\(\def\Real{\mathbb{R}}\def\Comp{\mathbb{C}}\def\Rat{\mathbb{Q}}\def\Field{\mathbb{F}}\def\Fun{\mathbf{Fun}}\def\e{\mathbf{e}}

\def\f{\mathbf{f}}\def\bv{\mathbf{v}}\def\i{\mathbf{i}}

\def\eye{\left(\begin{array}{cc}1&0\\0&1\end{array}\right)}

\def\bra#1{\langle #1|}\def\ket#1{|#1\rangle}\def\j{\mathbf{j}}\def\dim{\mathrm{dim}}

\def\ker{\mathbf{ker}}\def\im{\mathbf{im}}

\)

**1.** Determinant is a function of square matrices (can be defined for any operator \(A:U\to U\), but we’ll avoid this abstract detour).
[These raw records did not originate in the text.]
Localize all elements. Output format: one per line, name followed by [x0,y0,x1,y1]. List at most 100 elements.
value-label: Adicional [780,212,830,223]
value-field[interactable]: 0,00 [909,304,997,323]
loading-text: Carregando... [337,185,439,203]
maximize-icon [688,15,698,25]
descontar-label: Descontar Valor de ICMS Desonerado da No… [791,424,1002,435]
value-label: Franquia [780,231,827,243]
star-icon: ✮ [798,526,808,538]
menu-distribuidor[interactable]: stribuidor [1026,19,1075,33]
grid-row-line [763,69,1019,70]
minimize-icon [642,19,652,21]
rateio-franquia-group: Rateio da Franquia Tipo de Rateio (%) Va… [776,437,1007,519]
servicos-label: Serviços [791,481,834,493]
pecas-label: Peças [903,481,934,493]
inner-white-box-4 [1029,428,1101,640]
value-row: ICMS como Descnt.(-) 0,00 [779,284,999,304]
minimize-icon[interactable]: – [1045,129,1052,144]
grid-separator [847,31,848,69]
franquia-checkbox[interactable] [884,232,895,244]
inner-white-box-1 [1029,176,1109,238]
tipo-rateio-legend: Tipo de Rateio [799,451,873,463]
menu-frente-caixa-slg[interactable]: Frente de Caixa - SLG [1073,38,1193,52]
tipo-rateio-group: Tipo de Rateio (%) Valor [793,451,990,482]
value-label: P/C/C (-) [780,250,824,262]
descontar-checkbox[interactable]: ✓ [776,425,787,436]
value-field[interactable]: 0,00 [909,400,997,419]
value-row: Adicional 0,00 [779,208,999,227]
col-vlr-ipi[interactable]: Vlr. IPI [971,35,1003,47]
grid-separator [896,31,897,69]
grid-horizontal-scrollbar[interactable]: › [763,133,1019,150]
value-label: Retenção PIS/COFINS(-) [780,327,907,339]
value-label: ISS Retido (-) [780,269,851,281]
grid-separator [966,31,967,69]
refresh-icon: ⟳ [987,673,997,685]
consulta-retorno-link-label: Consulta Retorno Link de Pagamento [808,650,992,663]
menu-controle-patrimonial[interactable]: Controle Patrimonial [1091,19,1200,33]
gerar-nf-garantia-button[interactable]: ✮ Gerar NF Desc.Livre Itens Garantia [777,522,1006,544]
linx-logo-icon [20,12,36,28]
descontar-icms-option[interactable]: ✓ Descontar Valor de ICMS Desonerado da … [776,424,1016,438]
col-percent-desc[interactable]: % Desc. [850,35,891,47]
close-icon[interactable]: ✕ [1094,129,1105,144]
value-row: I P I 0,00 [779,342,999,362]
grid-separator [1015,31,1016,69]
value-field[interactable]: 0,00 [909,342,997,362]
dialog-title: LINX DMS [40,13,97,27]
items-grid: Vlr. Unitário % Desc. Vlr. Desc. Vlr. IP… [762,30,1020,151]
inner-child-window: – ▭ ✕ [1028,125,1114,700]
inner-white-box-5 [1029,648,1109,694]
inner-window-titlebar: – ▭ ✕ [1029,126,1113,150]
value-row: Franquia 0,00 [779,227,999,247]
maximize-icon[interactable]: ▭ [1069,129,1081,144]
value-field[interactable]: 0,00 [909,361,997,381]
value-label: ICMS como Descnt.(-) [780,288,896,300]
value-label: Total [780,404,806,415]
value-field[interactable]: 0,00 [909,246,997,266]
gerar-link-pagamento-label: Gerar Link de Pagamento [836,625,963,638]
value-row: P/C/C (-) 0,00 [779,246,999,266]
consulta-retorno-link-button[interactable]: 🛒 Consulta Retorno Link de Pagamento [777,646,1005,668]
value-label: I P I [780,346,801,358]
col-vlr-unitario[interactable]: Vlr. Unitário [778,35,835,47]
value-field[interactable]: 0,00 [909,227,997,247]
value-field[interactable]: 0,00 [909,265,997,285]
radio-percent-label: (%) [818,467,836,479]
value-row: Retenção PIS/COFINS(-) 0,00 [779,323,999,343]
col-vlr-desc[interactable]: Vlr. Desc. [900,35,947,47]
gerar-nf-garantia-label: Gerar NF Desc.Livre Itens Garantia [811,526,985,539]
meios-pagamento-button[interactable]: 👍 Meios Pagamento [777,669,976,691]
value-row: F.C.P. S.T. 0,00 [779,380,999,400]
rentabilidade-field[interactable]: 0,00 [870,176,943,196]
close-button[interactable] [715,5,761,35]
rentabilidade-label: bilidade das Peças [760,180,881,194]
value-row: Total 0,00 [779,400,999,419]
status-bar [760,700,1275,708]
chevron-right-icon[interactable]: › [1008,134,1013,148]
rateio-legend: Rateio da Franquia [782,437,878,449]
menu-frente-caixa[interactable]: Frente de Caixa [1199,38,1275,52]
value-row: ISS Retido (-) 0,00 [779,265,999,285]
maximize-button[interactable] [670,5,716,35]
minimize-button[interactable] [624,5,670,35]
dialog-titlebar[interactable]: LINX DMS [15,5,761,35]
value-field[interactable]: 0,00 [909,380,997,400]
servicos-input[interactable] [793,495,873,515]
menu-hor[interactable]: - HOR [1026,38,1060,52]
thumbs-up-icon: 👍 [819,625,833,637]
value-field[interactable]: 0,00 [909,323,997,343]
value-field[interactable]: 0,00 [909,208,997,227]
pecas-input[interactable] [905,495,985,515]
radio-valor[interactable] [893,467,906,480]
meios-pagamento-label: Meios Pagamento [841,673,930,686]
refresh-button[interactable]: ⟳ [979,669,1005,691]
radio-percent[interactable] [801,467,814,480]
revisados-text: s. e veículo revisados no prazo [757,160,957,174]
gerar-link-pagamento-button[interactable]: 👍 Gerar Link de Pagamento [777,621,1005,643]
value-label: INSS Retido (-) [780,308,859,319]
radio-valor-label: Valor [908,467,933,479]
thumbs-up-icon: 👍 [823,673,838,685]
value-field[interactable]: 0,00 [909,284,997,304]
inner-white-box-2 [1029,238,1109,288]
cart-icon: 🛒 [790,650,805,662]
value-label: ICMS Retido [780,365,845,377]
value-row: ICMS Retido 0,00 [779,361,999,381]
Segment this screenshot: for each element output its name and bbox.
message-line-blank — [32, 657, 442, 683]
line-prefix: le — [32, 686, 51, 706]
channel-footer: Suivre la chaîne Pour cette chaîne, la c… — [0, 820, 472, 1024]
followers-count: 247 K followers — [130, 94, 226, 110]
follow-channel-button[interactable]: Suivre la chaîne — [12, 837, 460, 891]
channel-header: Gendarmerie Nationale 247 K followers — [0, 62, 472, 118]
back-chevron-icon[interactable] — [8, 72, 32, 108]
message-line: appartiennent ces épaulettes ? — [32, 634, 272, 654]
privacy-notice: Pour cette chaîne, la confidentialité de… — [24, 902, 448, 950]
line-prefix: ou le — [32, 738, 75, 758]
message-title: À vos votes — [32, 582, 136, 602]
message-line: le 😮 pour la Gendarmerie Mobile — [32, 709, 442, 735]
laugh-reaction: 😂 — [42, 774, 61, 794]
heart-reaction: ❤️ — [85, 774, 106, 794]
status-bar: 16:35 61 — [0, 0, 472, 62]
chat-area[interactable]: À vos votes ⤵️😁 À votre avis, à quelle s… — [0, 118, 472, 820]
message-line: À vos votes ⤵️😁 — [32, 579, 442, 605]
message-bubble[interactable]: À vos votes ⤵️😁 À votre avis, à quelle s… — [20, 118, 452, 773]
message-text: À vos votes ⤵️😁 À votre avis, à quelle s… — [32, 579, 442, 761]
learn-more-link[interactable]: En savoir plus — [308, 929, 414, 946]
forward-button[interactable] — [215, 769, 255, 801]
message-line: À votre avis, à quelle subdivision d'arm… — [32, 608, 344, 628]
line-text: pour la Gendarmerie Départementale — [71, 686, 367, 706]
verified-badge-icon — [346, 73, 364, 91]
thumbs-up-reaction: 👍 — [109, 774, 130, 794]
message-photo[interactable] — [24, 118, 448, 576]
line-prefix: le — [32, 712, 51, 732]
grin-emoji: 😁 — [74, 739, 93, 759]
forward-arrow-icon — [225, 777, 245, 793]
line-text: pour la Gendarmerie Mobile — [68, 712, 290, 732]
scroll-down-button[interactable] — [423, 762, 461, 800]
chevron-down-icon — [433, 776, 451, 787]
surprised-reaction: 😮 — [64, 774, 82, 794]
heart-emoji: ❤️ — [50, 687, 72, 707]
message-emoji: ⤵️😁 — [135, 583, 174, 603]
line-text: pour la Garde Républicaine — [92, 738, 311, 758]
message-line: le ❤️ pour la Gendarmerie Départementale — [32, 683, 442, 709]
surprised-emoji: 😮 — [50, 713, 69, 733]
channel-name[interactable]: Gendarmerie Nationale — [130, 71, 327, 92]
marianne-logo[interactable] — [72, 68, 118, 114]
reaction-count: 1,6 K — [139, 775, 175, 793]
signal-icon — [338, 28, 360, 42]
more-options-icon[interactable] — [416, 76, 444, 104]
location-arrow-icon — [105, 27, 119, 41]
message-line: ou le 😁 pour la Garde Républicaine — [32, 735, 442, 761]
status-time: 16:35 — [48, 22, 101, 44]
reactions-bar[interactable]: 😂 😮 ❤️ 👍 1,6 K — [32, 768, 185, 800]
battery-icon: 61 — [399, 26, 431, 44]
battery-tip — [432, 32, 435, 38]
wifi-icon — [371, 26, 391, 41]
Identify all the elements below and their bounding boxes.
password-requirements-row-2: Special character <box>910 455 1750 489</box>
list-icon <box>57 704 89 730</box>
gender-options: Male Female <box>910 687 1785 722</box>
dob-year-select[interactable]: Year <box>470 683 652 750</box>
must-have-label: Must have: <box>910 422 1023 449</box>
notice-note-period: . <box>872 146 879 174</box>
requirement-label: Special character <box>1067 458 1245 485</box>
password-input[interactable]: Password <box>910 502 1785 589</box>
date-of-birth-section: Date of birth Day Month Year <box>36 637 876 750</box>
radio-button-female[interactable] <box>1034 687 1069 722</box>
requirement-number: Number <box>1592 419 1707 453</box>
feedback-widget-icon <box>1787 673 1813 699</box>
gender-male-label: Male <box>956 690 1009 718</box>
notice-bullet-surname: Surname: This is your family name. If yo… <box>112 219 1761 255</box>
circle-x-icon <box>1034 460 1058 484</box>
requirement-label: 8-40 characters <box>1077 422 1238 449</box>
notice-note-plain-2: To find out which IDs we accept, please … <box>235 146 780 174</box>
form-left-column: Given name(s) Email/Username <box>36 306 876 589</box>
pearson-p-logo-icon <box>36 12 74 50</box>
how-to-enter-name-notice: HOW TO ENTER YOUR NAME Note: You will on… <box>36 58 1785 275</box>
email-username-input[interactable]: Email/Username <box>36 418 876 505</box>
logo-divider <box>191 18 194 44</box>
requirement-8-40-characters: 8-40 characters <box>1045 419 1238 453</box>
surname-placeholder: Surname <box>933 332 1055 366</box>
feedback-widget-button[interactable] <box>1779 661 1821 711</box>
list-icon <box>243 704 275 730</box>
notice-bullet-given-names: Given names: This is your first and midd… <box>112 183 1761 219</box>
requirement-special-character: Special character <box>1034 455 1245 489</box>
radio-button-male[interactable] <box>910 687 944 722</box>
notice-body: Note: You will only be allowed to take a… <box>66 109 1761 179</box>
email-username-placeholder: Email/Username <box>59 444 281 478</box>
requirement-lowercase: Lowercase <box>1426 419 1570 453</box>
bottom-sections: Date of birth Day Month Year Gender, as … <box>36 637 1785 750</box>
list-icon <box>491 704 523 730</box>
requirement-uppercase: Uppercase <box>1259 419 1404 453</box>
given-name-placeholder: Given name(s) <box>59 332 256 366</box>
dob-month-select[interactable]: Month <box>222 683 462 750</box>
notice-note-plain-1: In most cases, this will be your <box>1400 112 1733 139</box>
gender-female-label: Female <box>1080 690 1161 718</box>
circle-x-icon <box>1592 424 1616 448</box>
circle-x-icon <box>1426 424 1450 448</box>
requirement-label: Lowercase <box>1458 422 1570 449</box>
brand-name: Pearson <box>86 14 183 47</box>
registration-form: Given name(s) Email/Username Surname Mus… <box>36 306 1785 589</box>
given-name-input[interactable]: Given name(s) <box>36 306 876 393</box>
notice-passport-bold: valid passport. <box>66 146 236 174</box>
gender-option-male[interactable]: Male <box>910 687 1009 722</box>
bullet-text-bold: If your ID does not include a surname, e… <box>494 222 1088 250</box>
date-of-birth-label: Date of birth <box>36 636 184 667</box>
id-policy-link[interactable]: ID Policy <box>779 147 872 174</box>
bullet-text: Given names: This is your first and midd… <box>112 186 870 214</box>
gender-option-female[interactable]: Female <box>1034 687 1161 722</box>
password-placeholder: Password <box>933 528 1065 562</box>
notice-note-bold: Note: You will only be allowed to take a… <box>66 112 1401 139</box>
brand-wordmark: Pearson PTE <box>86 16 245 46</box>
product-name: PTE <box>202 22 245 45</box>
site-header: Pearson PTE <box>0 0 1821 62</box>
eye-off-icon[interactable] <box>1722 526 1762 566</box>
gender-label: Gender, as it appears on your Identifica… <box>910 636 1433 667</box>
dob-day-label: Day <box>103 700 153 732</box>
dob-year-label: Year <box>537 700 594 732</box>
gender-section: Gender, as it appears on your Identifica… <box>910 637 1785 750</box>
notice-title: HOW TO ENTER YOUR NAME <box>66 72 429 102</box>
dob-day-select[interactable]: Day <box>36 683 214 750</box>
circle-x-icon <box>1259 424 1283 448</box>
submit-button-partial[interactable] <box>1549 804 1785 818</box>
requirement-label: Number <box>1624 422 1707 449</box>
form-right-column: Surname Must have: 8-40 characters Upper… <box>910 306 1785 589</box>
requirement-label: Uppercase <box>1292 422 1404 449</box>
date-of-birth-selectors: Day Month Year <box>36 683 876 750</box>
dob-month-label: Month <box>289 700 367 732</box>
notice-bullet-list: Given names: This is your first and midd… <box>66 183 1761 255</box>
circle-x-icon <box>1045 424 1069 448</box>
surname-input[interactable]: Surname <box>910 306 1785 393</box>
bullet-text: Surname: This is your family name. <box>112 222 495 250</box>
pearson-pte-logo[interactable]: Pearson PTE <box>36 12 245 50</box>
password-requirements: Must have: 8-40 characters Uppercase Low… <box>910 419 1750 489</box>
It can be defined as a function that has the following properties:

- It is linear in columns (i.e. if in a matrix \(A\) a column (say, \(k\)-th) is \(\lambda_1 e_1 +\lambda_2 e_2\), then

\[

f(A)=\lambda_1f(A_1)+\lambda_2f(A_2),

\]

where \(A_i\) obtained by replacing \(k\)-th column with \(e_i, i=1,2\). - It is zero if two columns are the same, and
- \(f(E)=1\).